To address overall profitability, streamers have also started testing different types of bundling options to lower acquisition costs and grow subscribers; for example, Disney+ is bundled with the purchase of an UberOne membership, and Paramount+ is free with a Walmart+ membership. Making this form of re-bundling successful requires investment in platform services to enable integrations and make the user experience as frictionless as possible.
Companies leap into adjacent industries
Grabbing and sustaining consumer attention relies on a complex and delicate ecosystem of partners and competitors. Engaging audiences remains at the core of winning the attention economy. Creating meaningful content that consumers can connect to is just as critical as finding the right place for engagement to capture and sustain audience attention. As consumers, we don’t just have one screen anymore—we interact with the same services across TV, mobile devices, gaming platforms, etc. Much of this convergence will rely on the service layer architecture provided by wireless and internet service providers and its ability to allow consumers to be seamlessly immersed in the ecosystem no matter where they are or what device they use. The pivot from traditional distribution layer to experience-oriented is becoming critical to attracting and sustaining audience engagement.

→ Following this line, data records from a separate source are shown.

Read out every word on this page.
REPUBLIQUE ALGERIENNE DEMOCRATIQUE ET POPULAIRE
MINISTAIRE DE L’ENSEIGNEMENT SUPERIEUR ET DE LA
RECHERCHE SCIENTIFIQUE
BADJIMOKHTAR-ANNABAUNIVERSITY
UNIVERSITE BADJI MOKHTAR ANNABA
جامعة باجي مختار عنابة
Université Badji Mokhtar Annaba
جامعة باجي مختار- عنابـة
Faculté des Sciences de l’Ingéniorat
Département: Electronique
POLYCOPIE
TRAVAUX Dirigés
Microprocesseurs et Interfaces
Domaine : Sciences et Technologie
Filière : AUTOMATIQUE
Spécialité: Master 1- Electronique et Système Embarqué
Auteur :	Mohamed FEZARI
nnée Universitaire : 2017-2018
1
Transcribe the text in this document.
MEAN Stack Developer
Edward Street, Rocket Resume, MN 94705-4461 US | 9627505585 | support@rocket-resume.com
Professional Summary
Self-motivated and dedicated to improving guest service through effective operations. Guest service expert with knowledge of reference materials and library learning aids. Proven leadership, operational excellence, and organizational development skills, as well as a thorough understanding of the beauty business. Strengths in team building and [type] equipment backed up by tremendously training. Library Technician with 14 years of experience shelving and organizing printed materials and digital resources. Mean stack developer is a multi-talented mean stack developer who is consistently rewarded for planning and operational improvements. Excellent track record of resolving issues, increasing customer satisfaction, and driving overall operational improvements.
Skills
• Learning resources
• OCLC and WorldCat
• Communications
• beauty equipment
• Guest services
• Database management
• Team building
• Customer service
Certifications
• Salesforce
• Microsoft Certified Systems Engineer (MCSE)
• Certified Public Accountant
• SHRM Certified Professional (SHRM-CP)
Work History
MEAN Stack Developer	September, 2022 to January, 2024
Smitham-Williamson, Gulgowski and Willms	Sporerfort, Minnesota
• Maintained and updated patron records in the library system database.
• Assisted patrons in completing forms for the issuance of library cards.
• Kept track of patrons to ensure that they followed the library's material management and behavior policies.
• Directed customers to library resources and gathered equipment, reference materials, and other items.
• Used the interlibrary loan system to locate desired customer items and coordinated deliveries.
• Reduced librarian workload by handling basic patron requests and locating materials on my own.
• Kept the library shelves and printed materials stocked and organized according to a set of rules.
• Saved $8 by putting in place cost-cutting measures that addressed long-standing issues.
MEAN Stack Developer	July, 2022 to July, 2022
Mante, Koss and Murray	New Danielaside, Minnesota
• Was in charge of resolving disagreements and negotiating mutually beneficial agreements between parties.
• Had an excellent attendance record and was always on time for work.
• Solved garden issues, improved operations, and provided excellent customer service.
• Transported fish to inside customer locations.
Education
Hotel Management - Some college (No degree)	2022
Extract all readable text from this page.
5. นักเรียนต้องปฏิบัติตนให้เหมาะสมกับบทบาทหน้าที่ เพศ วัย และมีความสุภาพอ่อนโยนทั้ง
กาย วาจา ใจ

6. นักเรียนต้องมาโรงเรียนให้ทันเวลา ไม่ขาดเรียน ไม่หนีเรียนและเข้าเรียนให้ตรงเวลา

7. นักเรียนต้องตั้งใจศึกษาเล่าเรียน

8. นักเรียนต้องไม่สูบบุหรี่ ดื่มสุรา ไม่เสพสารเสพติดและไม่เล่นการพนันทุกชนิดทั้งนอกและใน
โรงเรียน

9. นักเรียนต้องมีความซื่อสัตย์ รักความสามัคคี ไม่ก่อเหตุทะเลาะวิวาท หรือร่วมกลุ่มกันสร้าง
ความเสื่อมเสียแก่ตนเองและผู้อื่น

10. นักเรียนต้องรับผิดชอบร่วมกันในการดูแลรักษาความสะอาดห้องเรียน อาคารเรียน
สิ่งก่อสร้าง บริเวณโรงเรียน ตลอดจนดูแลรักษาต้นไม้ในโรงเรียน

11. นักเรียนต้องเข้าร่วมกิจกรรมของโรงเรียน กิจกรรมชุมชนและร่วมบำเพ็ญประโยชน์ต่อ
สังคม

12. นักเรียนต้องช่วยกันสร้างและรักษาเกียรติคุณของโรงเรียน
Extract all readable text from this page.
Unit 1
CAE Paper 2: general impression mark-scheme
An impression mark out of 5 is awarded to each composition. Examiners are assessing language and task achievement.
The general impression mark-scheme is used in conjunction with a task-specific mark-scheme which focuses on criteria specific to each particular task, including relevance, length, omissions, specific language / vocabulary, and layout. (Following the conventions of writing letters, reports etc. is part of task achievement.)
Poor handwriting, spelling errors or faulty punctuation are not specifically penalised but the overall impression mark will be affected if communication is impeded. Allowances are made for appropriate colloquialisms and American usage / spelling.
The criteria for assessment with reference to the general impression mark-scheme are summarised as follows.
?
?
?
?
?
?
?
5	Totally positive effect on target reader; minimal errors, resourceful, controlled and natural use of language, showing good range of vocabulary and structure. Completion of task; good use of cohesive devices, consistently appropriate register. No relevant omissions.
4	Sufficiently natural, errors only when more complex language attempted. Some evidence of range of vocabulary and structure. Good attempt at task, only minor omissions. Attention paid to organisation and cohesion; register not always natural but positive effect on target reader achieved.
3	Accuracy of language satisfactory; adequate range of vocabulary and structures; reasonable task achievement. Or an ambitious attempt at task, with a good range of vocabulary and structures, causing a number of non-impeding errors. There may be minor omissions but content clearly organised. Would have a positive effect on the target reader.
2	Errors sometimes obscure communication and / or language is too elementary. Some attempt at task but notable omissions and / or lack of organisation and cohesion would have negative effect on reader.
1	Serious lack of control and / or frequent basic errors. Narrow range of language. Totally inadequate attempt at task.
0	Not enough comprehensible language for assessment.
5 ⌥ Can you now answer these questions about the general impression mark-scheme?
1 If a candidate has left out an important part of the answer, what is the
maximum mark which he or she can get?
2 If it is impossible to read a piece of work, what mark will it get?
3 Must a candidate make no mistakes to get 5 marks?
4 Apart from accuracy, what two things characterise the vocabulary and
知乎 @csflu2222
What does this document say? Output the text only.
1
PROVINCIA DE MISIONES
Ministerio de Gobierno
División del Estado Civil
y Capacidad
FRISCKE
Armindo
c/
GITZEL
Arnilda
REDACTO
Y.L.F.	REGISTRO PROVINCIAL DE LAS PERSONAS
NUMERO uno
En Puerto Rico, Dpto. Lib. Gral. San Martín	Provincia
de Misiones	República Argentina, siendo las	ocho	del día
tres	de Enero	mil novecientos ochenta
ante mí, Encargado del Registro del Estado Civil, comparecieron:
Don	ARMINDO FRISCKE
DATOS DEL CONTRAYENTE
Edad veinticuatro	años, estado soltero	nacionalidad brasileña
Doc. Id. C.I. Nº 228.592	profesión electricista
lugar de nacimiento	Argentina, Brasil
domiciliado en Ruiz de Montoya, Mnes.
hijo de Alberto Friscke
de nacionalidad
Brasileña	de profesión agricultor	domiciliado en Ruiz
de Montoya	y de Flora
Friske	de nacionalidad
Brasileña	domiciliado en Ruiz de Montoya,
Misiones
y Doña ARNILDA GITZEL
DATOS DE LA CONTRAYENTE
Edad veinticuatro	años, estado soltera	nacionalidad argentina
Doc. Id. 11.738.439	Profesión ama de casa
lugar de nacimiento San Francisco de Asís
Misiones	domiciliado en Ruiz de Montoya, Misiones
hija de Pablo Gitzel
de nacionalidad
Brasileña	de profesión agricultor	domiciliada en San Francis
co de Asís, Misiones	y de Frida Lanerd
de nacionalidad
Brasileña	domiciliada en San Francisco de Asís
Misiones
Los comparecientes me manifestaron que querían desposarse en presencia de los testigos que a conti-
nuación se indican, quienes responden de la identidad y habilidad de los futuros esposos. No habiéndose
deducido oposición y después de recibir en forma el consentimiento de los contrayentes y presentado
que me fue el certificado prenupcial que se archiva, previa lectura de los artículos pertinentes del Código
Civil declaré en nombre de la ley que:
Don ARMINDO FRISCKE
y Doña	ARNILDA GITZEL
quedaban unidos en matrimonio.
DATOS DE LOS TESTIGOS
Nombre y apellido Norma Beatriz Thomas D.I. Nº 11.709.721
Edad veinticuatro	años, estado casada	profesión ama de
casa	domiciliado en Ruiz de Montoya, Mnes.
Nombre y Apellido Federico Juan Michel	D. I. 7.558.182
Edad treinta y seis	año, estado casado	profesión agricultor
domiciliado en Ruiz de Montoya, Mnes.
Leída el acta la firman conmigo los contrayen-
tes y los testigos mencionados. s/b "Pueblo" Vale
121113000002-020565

The ecosystem of content, connectivity, and distribution used to have players that relied on each other, but to extract maximum commercial value, companies are starting to play in adjacent industries, further augmenting the competitive landscape. For example, YouTube launched YouTubeTV, a live TV streaming service, in 2017 and is now the fourth largest live TV provider with six million subscribers and growing. Additionally, Comcast continues to invest in its X1 platform while entering a joint venture with Xumo, a media player company, to offset losses from equipment revenue. Furthermore, Apple and Amazon have made large deals to carry live sports and may be interested in bidding on NBA media rights as the league’s deal with Disney and Warner Bros. Discovery expires after the 2024-2025 season. As the landscape continues to evolve, we should expect industry sectors across media and communications to explore new options to remain competitive.
Thriving in the attention economy
Competing in the attention economy will require companies to create new strategies and solutions and transform their business models. With the looming threat of further disruptions, M&C companies need to consider their position in this new experience-oriented business. As business models transform to maximize profitability, what areas of the value chain will be monetized? Who will manage the experience? What will the competition look like? The ability to bring experts with wide exposure across these competing industries and the technologies available to support innovative business models and solutions will prove invaluable to maintain relevance and thrive in the face of continued disruption.